Risk Factors for Preterm Birth

Many factors can cause or contribute to spontaneous premature delivery. Fetal fibronectin is one of the most powerful predictors of preterm birth before 32 weeks compared with traditional risk factors.1

NIH preterm prediction study: Risk factors for preterm birth1

Adapted from Goldenberg RL, Iams JD, Mercer BM, et al. The preterm prediction study: the value of new vs standard risk factors in predicting early and all spontaneous preterm births. Am J Public Health. 1998;88:233-238.

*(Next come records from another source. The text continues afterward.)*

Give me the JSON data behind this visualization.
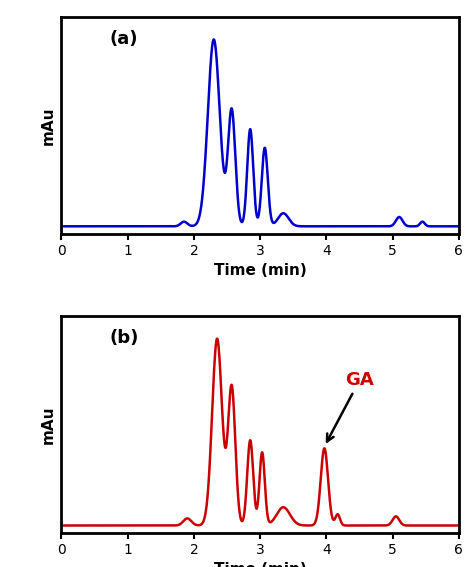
{
  "color_a": "#0000CC",
  "color_b": "#CC0000",
  "xlim": [
    0,
    6
  ],
  "xlabel": "Time (min)",
  "ylabel": "mAu",
  "label_a": "(a)",
  "label_b": "(b)",
  "ga_label": "GA",
  "figsize": [
    4.73,
    5.67
  ],
  "dpi": 100,
  "xticks": [
    0,
    1,
    2,
    3,
    4,
    5,
    6
  ]
}
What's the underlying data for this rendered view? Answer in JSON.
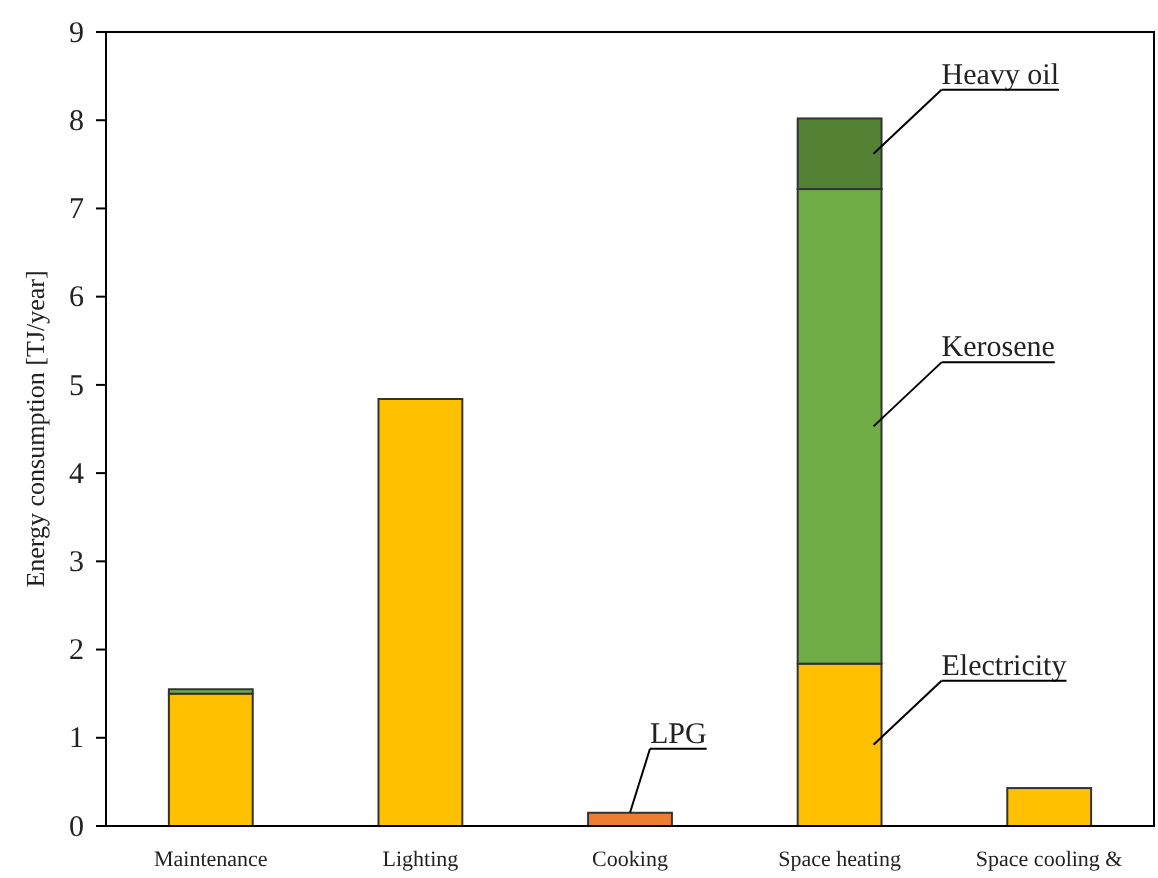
{
  "chart_data": {
    "type": "bar",
    "stacked": true,
    "ylabel": "Energy consumption  [TJ/year]",
    "categories": [
      "Maintenance",
      "Lighting",
      "Cooking",
      "Space heating",
      "Space cooling &"
    ],
    "series": [
      {
        "name": "Electricity",
        "color": "#ffc000",
        "values": [
          1.5,
          4.84,
          null,
          1.84,
          0.43
        ]
      },
      {
        "name": "LPG",
        "color": "#ed7d31",
        "values": [
          null,
          null,
          0.15,
          null,
          null
        ]
      },
      {
        "name": "Kerosene",
        "color": "#70ad47",
        "values": [
          0.05,
          null,
          null,
          5.38,
          null
        ]
      },
      {
        "name": "Heavy oil",
        "color": "#548235",
        "values": [
          null,
          null,
          null,
          0.8,
          null
        ]
      }
    ],
    "ylim": [
      0,
      9
    ],
    "yticks": [
      0,
      1,
      2,
      3,
      4,
      5,
      6,
      7,
      8,
      9
    ]
  }
}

Fetal fibronectin is one of the most powerful predictors of preterm birth before 32 weeks.1

Other risk factors

  • Prior preterm birth — women with a prior preterm birth before 37 weeks have a rate of recurrent preterm birth as high as 55%.2 The risk of recurrent preterm birth rises with the number of prior preterm births.3 Risk also increases as the gestational age of the prior preterm birth decreases.4,5
  • Short cervix — as the cervical length decreases, the relative risk of preterm birth increases.3 There is a 5-fold increase in risk of preterm delivery before 35 weeks among women with a cervical length of 2.0 cm vs women with a cervical length of 4.0 cm.6
  • Multiples — another risk factor for preterm birth is having multiples. Between 1980 and 2004, the rates of twin births rose from 18.9 to 32.2 per 1000 live births.7 Approximately 60% of twin births occur before 37 weeks, and 12% of twin births occur before 32 weeks.8
  • Symptoms — contractions, cramping, bleeding, and statements such as “I just don’t feel good” are symptoms of preterm labor. In patients with symptoms and a positive fFN test, 44.7% will deliver before 37 weeks.9

The role of fetal fibronectin in predicting preterm birth

Fetal fibronectin is the single common biochemical marker for all 4 mechanisms of preterm birth.10 Fetal fibronectin can often be detected before the biophysical markers.11 

References

  1. Goldenberg RL, Iams JD, Mercer BM, et al. The preterm prediction study: the value of new vs standard risk factors in predicting early and all spontaneous preterm births. Am J Public Health. 1998;88:233-238. 
  2. Meis PJ, Klebanoff M, Thom E, et al. Prevention of recurrent preterm delivery by 17 alpha-hydroxyprogesterone caproate. N Engl J Med. 2003;348:2379-2385.
  3. Iams JD, Goldenberg RL, Mercer BM, et al. The Preterm Prediction Study: recurrence risk of spontaneous preterm birth. Am J Obstet Gynecol. 1998;178:1035-1040
  4. Adams MM, Elam-Evans LD, Wilson HG, Gilbertz DA. Rates of and factors associated with recurrence of preterm delivery. JAMA. 2000;283:1591-1596.
  5. Mercer BM, Goldenberg RL, Moawad AH, et al. The preterm prediction study: effect of gestational age and cause of preterm birth on subsequent obstetric outcome. Am J Obstet Gynecol. 1999;181:1216-1221.
  6. Iams JD, Goldenberg RL, Meis PJ, et al. The length of the cervix and the risk of spontaneous premature delivery. N Engl J Med. 1996;334(9):567-572. 
  7. Martin JA, Hamilton BE, Sutton PD, et al. Births: Final data for 2004. Natl Vital Stat Rep. 2006;55(1):1-102.
  8. Singer E, Pilpel S, Bsat F, et al. Accuracy of fetal fibronectin to predict preterm birth in twin gestations with symptoms of labor. Obstet Gynecol. 2007;109(5):1083-1087.
  9. Peaceman AM, Andrews WW, Thorp JM, et al. Fetal fibronectin as a predictor of preterm birth in patients with symptoms: a multicenter trial. Am J Obstet Gynecol. 1997;177:13-18.
  10. Rapid fFN for the TLIIQ System [package insert]. AW-04196-002, Rev. 003. Marlborough, MA: Hologic, Inc.; 2015.
  11. Lockwood CJ, Kuczynski E. Risk stratification and pathological mechanisms in preterm delivery. Paediatr Perinat Epidemiol. 2001;15(suppl 2):78-89.